The outsides of the pattern simply have the rows and columns numbered, and the number inside each quilt block represents the color index from your palette. Building your quilt is 'simply' quilting by number :-)
Step 7: Color_list.txt
Here's an example of the first few lines of color_list.txt:
# count RGB
0 36 [246, 215, 226]
1 62 [243, 143, 176]
2 65 [240, 111, 146]
3 55 [218, 157, 159]
The format is simply 'index count RGB color'. You can use this if you like, but really the previous photos are all that's required.
Step 8: Pick Your Fabrics
Print out your swatches and a large copy of your main image. Be careful that your swatch colors and main image colors match! We initially tried printing swatches at the photo place on 4x6 prints because they were $0.19 each with each swatch on a different print. The auto-color-correction wrecked that idea -- several of the colors that should be different came out looking identical! Be careful to double check the colors of everything before you start buying fabrics.

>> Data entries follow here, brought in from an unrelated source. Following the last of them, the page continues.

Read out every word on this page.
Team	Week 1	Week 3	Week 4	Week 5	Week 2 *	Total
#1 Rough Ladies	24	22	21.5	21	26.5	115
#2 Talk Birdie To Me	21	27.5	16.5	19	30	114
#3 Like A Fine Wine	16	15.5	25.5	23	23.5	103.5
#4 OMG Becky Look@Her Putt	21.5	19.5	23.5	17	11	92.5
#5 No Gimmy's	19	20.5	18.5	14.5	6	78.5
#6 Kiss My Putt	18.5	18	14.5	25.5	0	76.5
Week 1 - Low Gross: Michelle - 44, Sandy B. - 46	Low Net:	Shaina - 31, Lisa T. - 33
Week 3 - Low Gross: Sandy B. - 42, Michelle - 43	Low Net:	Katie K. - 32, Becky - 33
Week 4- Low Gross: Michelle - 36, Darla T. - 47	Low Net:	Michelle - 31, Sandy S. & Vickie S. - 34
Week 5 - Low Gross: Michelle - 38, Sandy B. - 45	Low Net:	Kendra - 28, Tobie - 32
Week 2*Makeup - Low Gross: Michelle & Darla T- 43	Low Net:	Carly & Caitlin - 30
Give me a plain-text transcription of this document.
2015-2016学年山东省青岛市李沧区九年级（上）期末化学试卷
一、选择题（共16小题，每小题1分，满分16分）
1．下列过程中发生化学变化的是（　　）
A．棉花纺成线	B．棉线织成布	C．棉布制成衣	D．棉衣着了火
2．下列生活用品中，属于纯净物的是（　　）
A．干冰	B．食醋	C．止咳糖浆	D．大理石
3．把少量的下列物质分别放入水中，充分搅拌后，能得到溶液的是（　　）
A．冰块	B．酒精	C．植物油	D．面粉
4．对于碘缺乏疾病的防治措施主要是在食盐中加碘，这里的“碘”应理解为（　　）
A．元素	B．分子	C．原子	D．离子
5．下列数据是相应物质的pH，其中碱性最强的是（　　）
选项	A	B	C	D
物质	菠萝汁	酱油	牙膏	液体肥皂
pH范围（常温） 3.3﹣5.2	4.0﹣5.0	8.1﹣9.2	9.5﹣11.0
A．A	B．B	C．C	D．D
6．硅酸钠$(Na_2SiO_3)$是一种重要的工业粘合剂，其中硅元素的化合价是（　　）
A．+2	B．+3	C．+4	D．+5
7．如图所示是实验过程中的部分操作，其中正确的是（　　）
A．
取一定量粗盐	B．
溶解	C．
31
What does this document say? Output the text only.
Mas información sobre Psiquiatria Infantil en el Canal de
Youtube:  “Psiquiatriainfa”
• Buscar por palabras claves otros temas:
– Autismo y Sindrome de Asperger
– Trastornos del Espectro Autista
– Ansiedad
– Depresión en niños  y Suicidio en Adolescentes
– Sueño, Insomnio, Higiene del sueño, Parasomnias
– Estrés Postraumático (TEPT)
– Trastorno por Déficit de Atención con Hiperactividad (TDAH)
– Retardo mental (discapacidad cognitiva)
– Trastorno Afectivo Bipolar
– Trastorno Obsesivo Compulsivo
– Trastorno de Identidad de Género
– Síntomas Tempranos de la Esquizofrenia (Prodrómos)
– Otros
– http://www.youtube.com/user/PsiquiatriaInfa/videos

This is the end of the beginning. We'll keep you updated as the quilt progresses!
Stay tuned for instructable #2, where my wife actually builds the quilt. I only did the programming & helped with image selection, so my work here is done.
Step 9: Sneak Preview
Here's a sneak preview of the quilt. It's already starting to look cool!
Again, I'd be happy to run the little program for anybody that needs me to.